Since 1989 aid from the Soviet Union and its successor states-- which once accounted for more than half the aid to Laos and approximately 1,500 technicians and advisers--has slowly dwindled. The memorial to Soviet efforts in Laos lies in dozens of projects such as bridges, roads, airports, hospitals, and broadcast facilities; in tons of military equipment, including MiG jet fighters and air transports; and in the hundreds of students with a faltering command of the Russian language, some of whom are trained for such jobs as railroad operator or circus clown, for which Laos has no market.

The Laotian leadership has resolutely sought to take up the slack among its previous bilateral and multilateral donors. By 1990 bilateral external assistance disbursed by Russia was down to 36 percent of the total, from a previous 60 percent; Hungary, the former German Democratic Republic (East Germany), Mongolia, and Vietnam contributed a mere 3.7 per percent.

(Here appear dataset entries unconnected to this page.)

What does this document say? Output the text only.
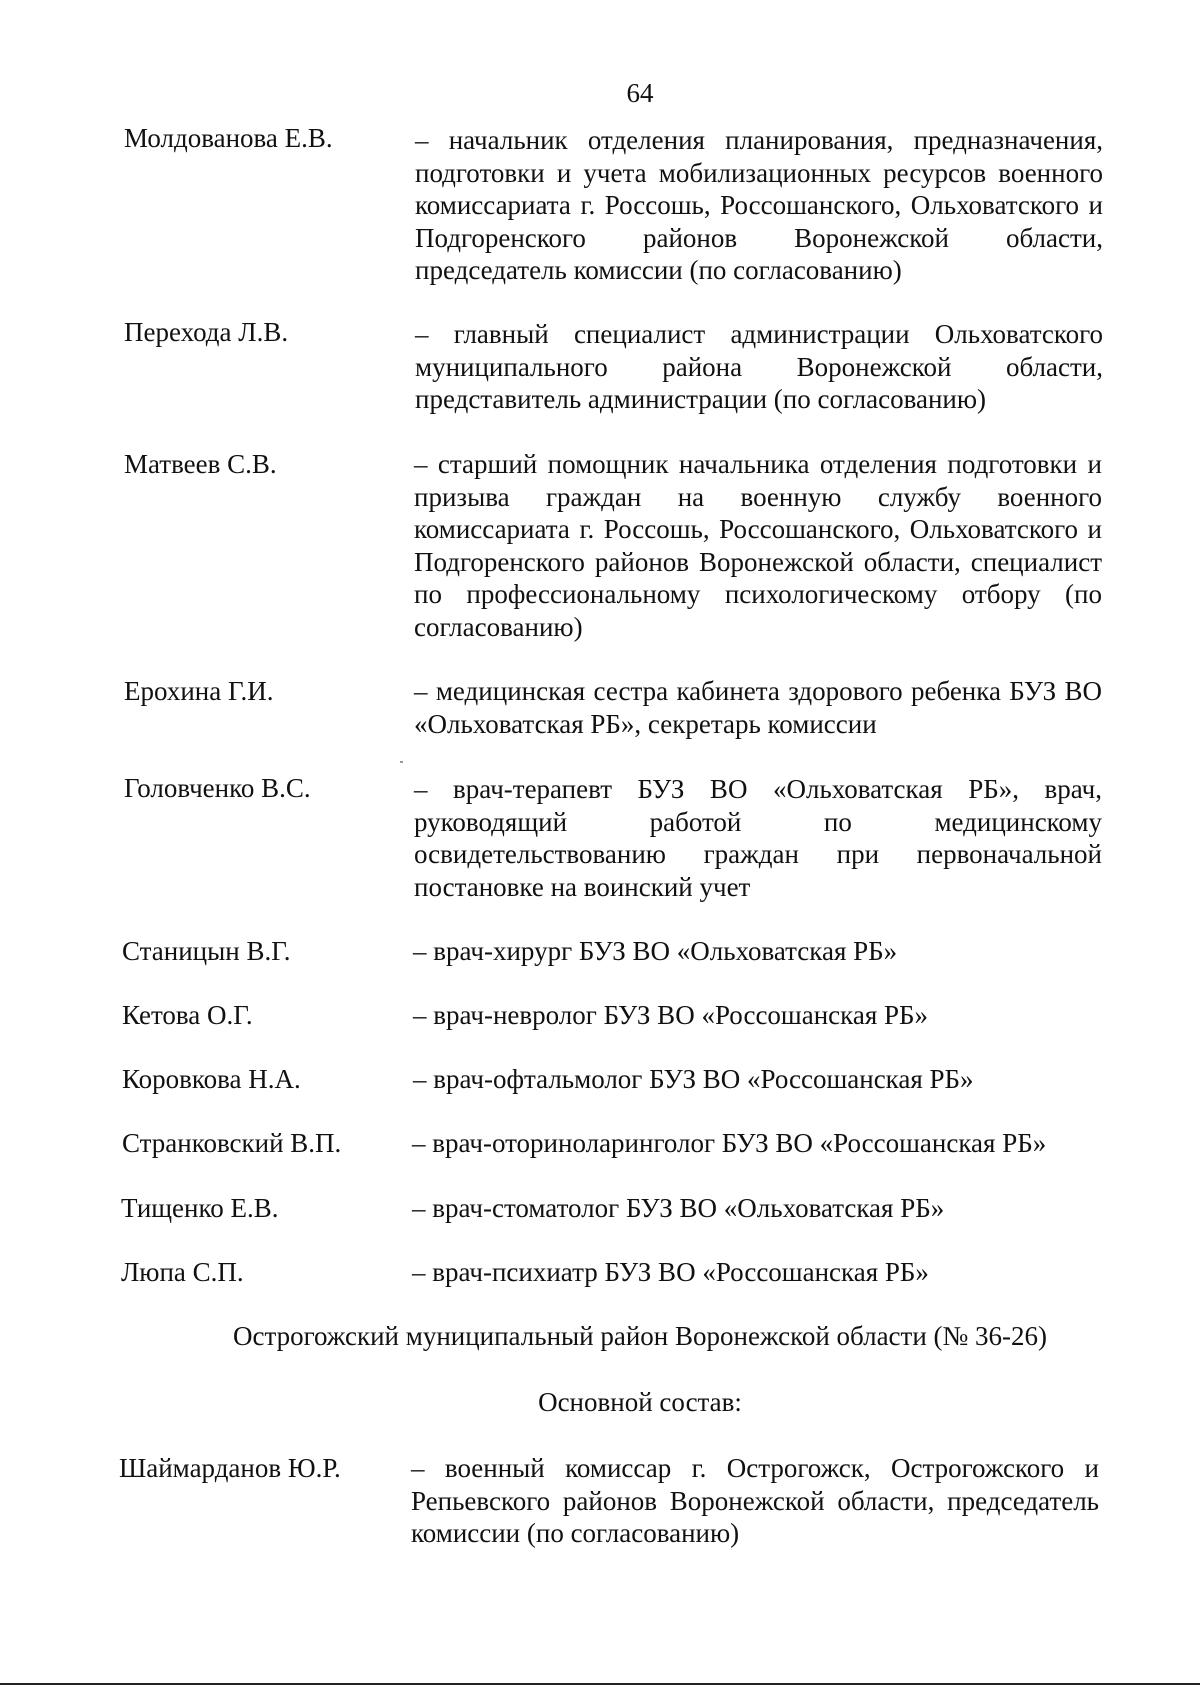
64
Молдованова Е.В.	– начальник отделения планирования, предназначения, подготовки и учета мобилизационных ресурсов военного комиссариата г. Россошь, Россошанского, Ольховатского и Подгоренского районов Воронежской области, председатель комиссии (по согласованию)
Перехода Л.В.	– главный специалист администрации Ольховатского муниципального района Воронежской области, представитель администрации (по согласованию)
Матвеев С.В.	– старший помощник начальника отделения подготовки и призыва граждан на военную службу военного комиссариата г. Россошь, Россошанского, Ольховатского и Подгоренского районов Воронежской области, специалист по профессиональному психологическому отбору (по согласованию)
Ерохина Г.И.	– медицинская сестра кабинета здорового ребенка БУЗ ВО «Ольховатская РБ», секретарь комиссии
Головченко В.С.	– врач-терапевт БУЗ ВО «Ольховатская РБ», врач, руководящий работой по медицинскому освидетельствованию граждан при первоначальной постановке на воинский учет
Станицын В.Г.	– врач-хирург БУЗ ВО «Ольховатская РБ»
Кетова О.Г.	– врач-невролог БУЗ ВО «Россошанская РБ»
Коровкова Н.А.	– врач-офтальмолог БУЗ ВО «Россошанская РБ»
Странковский В.П.	– врач-оториноларинголог БУЗ ВО «Россошанская РБ»
Тищенко Е.В.	– врач-стоматолог БУЗ ВО «Ольховатская РБ»
Люпа С.П.	– врач-психиатр БУЗ ВО «Россошанская РБ»
Острогожский муниципальный район Воронежской области (№ 36-26)
Основной состав:
Шаймарданов Ю.Р.	– военный комиссар г. Острогожск, Острогожского и Репьевского районов Воронежской области, председатель комиссии (по согласованию)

The number of student fellowships--usually 300 per year--decreased dramatically. The downward spiral continued as the Russians shifted their dwindling influence in the region to cooperation with the five permanent members of the UN in settling the war in Cambodia. And, in a further move away from dependence, the coming generation of national leaders felt anxious about obtaining useful education in the West for their children, even if they could still get by with Vietnamese and French.